Researchers in educational measurement and psychometrics, graduate students and practitioners and others with interest on how to conduct equating in practice.
An introductory statistical background and experience in R is recommended but not required. Attendees are expected to bring their own laptop with R installed together with the latest versions of the R packages equate, kequate, and SNSequate. Eletronic training materials will be provided to the attendees.
The workshop serves as an introduction to the latest standards in the cross-cultural adaptation of psychological and educational tests. The workshop focuses heavily on the a-priori (mainly qualitative) methods that are employed to develop appropriate adaptations, and discusses only in passing the various a-posteriori (mainly quantitative) methods, such as statistical approaches that may be employed to offer evidence for the equivalence of the adapted and the original forms of the test. Therefore, the "craft" of test adaptation is discussed in terms of adaptation designs, translation procedures (incl. decentering), piloting, identification of sources of non-equivalence in the preliminary data (e.g. statistical analyses which permit low-volume samples and qualitative approaches such as cognitive interviews). The workshop uses a number of case studies with which participants are required to interact.

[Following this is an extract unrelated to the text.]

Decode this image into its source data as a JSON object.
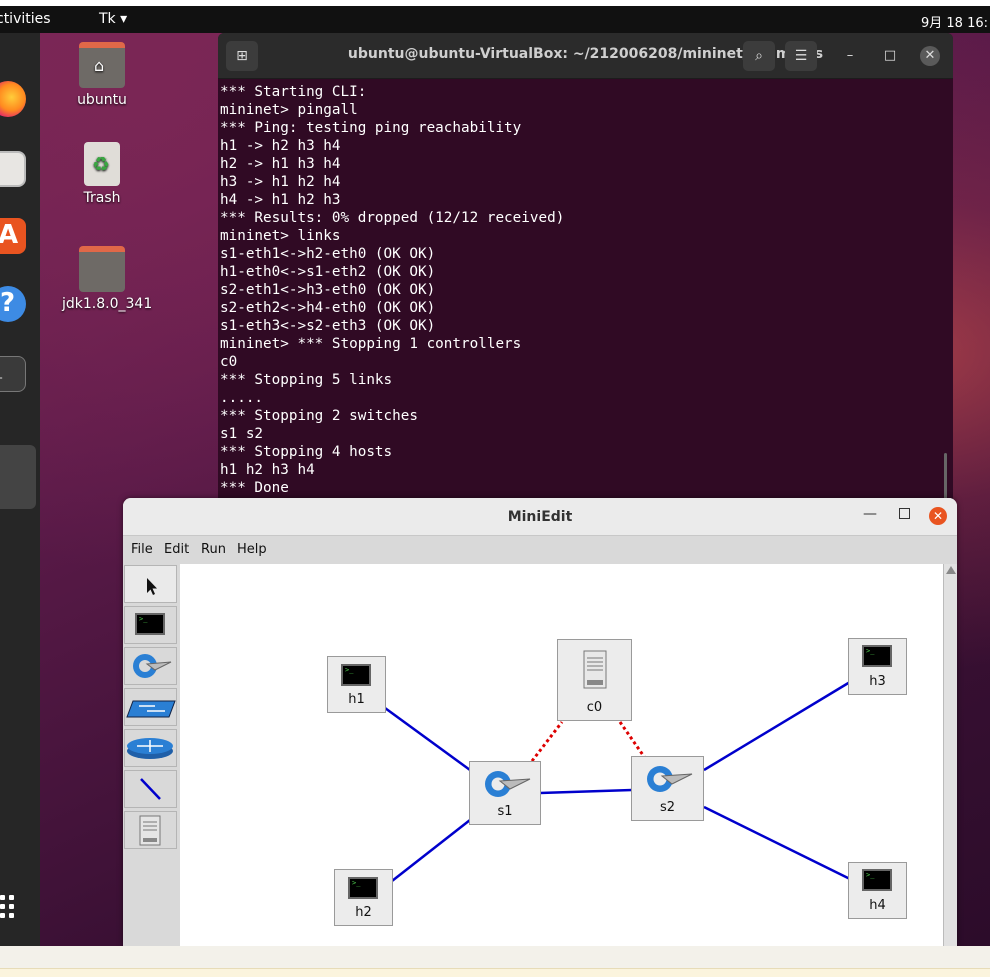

The workshop will be useful for researchers, students and practitioners who translate and adapt tests either for their various research projects, or for their work with clients. The workshop will bring important insights both to those less experienced in the domain of test adaptation (e.g., researchers starting their first adaptation project) and to those more experienced, but who have struggled with the mainly qualitative and judgmental approach needed in the a-priori phases (before confirmatory statistics) of the adaptation in order to generate an adequate target-language or target-culture form of the test.